The Fitzgeralds have thought a lot about what they’ll do next, and while they don’t have any definite plans (except for adopting a more regular sleep schedule), one thing is certain: The business is not for sale at this time.
“It’s as much a loss for us as it is for Charlottesville,” Lori says. The Fitzgeralds’ son, G. Michael, grew up at Spudnuts—Lori remembers him sitting in a high chair, eating his lunch with regulars and bouncing between the tables in his walker, a coconut donut in hand. G. Michael, now a senior in high school, began working the register and making change when he was a kid and says he loved sitting on a ladder in the back room to get a bird’s-eye view of donut-making every morning before school.
“We’ve had more fun than heartache,” Lori says. Every morning, a group of 70-to-80-year-old locals sit together with their donuts and coffee at the table furthest from the door, talking. Lori says she’ll miss serving up a bit of sweetness to them first thing in the morning.
“My father used to say, ‘Brighten the corner where you are,’” Lori says. “Hopefully that’s what set us apart for all these years.”
A new saison
Restaurateur Wilson Richey thinks there’s a lot of great beer being brewed in and around Charlottesville. And while there’s plenty of good beer, he says there’s not a lot of high-quality, beer-inspired food being made to pair with it. Pizza and wings just don’t cut it, he says.
“Everyone loves beer, so why not present a cuisine that’s just as interesting and has a very long history?” Richey says about the inspiration for his newest restaurant, Brasserie Saison, set to open this February on the Downtown Mall in the former Jean Theory spot.
Brasserie Saison, a collaboration between Richey and Champion Brewing Co. owner Hunter Smith, will offer Benelux cuisine (food of the Low Countries: Belgium, Luxembourg and The Netherlands, with some Polish, Austrian and German influence) and exclusive specialty beers brewed on-site by Smith and the Champion team.
Richey, the man behind Revolutionary Soup, The Whiskey Jar, The Pie Chest, The Alley Light and The Bebedero, says the Brasserie Saison kitchen and brewing operations will go hand in hand; the menus will be planned far in advance to give brewers the time to brew complementary beers.
Tyler Teass, most recently executive sous chef at D.C.’s Rose’s Luxury restaurant, will lead the kitchen. Before landing in D.C., Teass worked as sous chef at the Clifton Inn and at L’etoile.
The Brasserie Saison menu will change with some regularity, but Richey says it’ll be heavy on vegetable-based and vegetarian dishes, like marinated beets and grilled endive, with a focus on local produce and proteins. They’ll also have smoked meat, duck sausage, carbonnade (beef braised in strong ale and served with egg noodles) and a mussels dish that Richey says is “not a precious little bit, but a big bowl with French fries and sauces.”

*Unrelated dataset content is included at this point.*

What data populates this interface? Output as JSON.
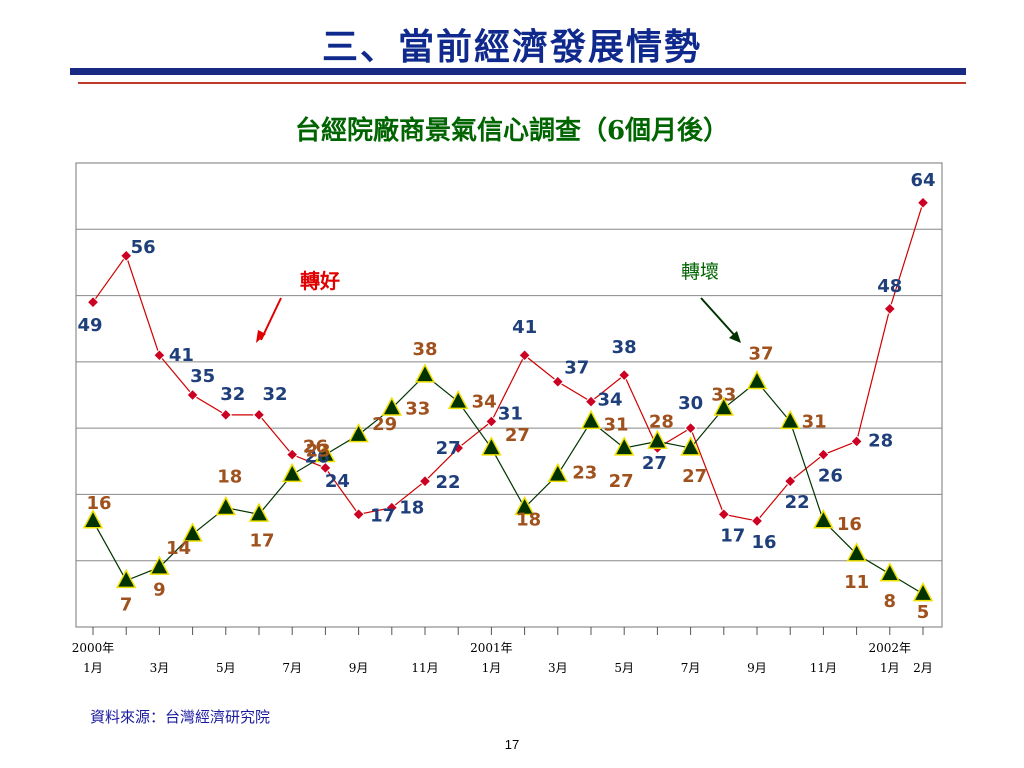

The beers will be “really unlike other beers we’ve done at Champion,” Smith says, such as lambics, saisons and Belgian wheat beers, brewed and kegged in a space underneath the restaurant, then hooked up to a draft system in the upstairs bar. All the beer brewed at Brasserie Saison will be sold there—nowhere else. They’ll probably fill growlers, Smith says, but they’ll likely cost more than normal, because of the specialty beer.
Leah Peeks, beverage and events director for The Whiskey Jar, will have the same role at the Brasserie, running the bar program that, in addition to beer, will include cocktails and a wine list; she’ll bring over Reid Dougherty from The Whiskey Jar to manage day-to-day bar operations.
Brasserie Saison will seat 45 diners inside and another 30 on the patio. It’ll be open daily from 11am to 2:30pm for lunch and from 5 to 10pm for dinner, with late-night hours on the weekends.
Richey says they’ll have specials on both the food and bar menus—such as a curated list of Richey and Smith’s favorite bottled Belgian and Dutch beers—to keep customers intrigued.